Obesity is characterised by an increase in fat cells and an increase in secretions of disease causing products from large fat cells. It leads to a number of health consequences including:
Wear and tear on joints which causes osteoarthritis
Sleep apnea
Insulin resistance
Polycystic ovarian syndrome
Diabetes
Hypertension
Cardiovascular disease
Stroke
Gallstones
Gout
Most types of cancer
Shortened life expectancy
"Generally, obesity is caused by a combination of eating too much and exercising too little. It occurs over time when too many calories are consumed than what is burned. Genetics do play a role and some people gain weight easier than others. Fat cells also produce hormones which play an important role in how much you eat, how much energy your body spends and how much you weigh," says Ryan.
There is no quick fix to weight loss. Obesity needs to be managed over time with a combination of diet, physical activity and lifestyle changes. Make small changes and be realistic about the amount of weight you want to lose. A good goal to start with is losing 5 - 10 percent of your total body weight and aim for half to one kilogram per week. Losing too much weight in a very short time may mean you are losing muscles and not fat. You do not necessarily need a diet - start with the following small changes:
Eat a small breakfast every morning to kick start your metabolism
Do not skip meals as this will result in over eating at your next meal
Keep meals small and rather include snacks in-between meals
Healthy snacks to include:
- 1 Whole fruit
- 1 cup of fruit salad
- 1/2 cup of low fat yoghurt
- 3 - 6 Whole wheat crackers with spread or low fat cottage cheese
- 4 cups of popcorn
- Small glass of low fat milk
- 1 Slice of Rye or low GI bread with spreadCut down on sugar and fats which are high in empty calories
Replace sugary soft drinks with lower calorie beverages like water, low fat milk, sugar-free cold drinks and sugar-free flavoured waters
Use little or no added fats when preparing food and use healthy cooking methods like grilling, steaming, boiling and baking in the oven. 1 teaspoon of oil contains almost the same amount of calories as 1 slice of bread
Remove visible fat from meat before cooking e.g. skin of chicken and buy lean meat.
Avoid adding rich sauces, gravies and salad dressings to meals
Include sweet treats occasionally and keep to a small amount when you do have them
Include more whole grains, fruit and vegetables. They are high and fiber and keep you satisfied for longer.

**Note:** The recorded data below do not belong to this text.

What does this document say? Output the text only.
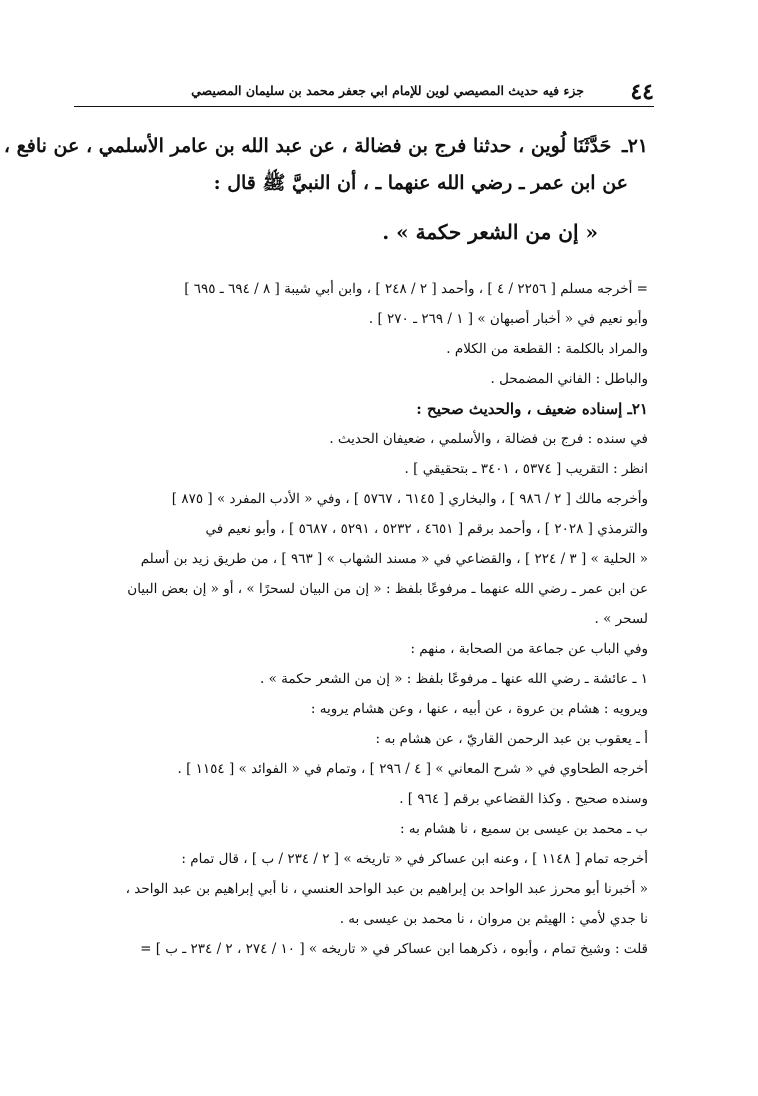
٤٤
جزء فيه حديث المصيصي لوين للإمام ابي جعفر محمد بن سليمان المصيصي
٢١ـ حَدَّثَنَا لُوين ، حدثنا فرج بن فضالة ، عن عبد الله بن عامر الأسلمي ، عن نافع ،
عن ابن عمر ـ رضي الله عنهما ـ ، أن النبيَّ ﷺ قال :
« إن من الشعر حكمة » .
= أخرجه مسلم [ ٢٢٥٦ / ٤ ] ، وأحمد [ ٢ / ٢٤٨ ] ، وابن أبي شيبة [ ٨ / ٦٩٤ ـ ٦٩٥ ]
وأبو نعيم في « أخبار أصبهان » [ ١ / ٢٦٩ ـ ٢٧٠ ] .
والمراد بالكلمة : القطعة من الكلام .
والباطل : الفاني المضمحل .
٢١ـ إسناده ضعيف ، والحديث صحيح :
في سنده : فرج بن فضالة ، والأسلمي ، ضعيفان الحديث .
انظر : التقريب [ ٥٣٧٤ ، ٣٤٠١ ـ بتحقيقي ] .
وأخرجه مالك [ ٢ / ٩٨٦ ] ، والبخاري [ ٦١٤٥ ، ٥٧٦٧ ] ، وفي « الأدب المفرد » [ ٨٧٥ ]
والترمذي [ ٢٠٢٨ ] ، وأحمد برقم [ ٤٦٥١ ، ٥٢٣٢ ، ٥٢٩١ ، ٥٦٨٧ ] ، وأبو نعيم في
« الحلية » [ ٣ / ٢٢٤ ] ، والقضاعي في « مسند الشهاب » [ ٩٦٣ ] ، من طريق زيد بن أسلم
عن ابن عمر ـ رضي الله عنهما ـ مرفوعًا بلفظ : « إن من البيان لسحرًا » ، أو « إن بعض البيان
لسحر » .
وفي الباب عن جماعة من الصحابة ، منهم :
١ ـ عائشة ـ رضي الله عنها ـ مرفوعًا بلفظ : « إن من الشعر حكمة » .
ويرويه : هشام بن عروة ، عن أبيه ، عنها ، وعن هشام يرويه :
أ ـ يعقوب بن عبد الرحمن القاريّ ، عن هشام به :
أخرجه الطحاوي في « شرح المعاني » [ ٤ / ٢٩٦ ] ، وتمام في « الفوائد » [ ١١٥٤ ] .
وسنده صحيح . وكذا القضاعي برقم [ ٩٦٤ ] .
ب ـ محمد بن عيسى بن سميع ، نا هشام به :
أخرجه تمام [ ١١٤٨ ] ، وعنه ابن عساكر في « تاريخه » [ ٢ / ٢٣٤ / ب ] ، قال تمام :
« أخبرنا أبو محرز عبد الواحد بن إبراهيم بن عبد الواحد العنسي ، نا أبي إبراهيم بن عبد الواحد ،
نا جدي لأمي : الهيثم بن مروان ، نا محمد بن عيسى به .
قلت : وشيخ تمام ، وأبوه ، ذكرهما ابن عساكر في « تاريخه » [ ١٠ / ٢٧٤ ، ٢ / ٢٣٤ ـ ب ] =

Watch your portion sizes at main meals. Fill half of your plate with vegetables or salad, quarter protein and quarter starch
Drink enough fluids throughout the day. It fills your stomach and prevents dehydration which may increase your appetite
Be physical active for at least 30 minutes on most days. Easy activities include walking, dancing and cycling.
There are no quick or easy ways to lose weight. A change in behaviour and mindset is crucial. Perhaps we should learn to "eat to live" and not "live to eat".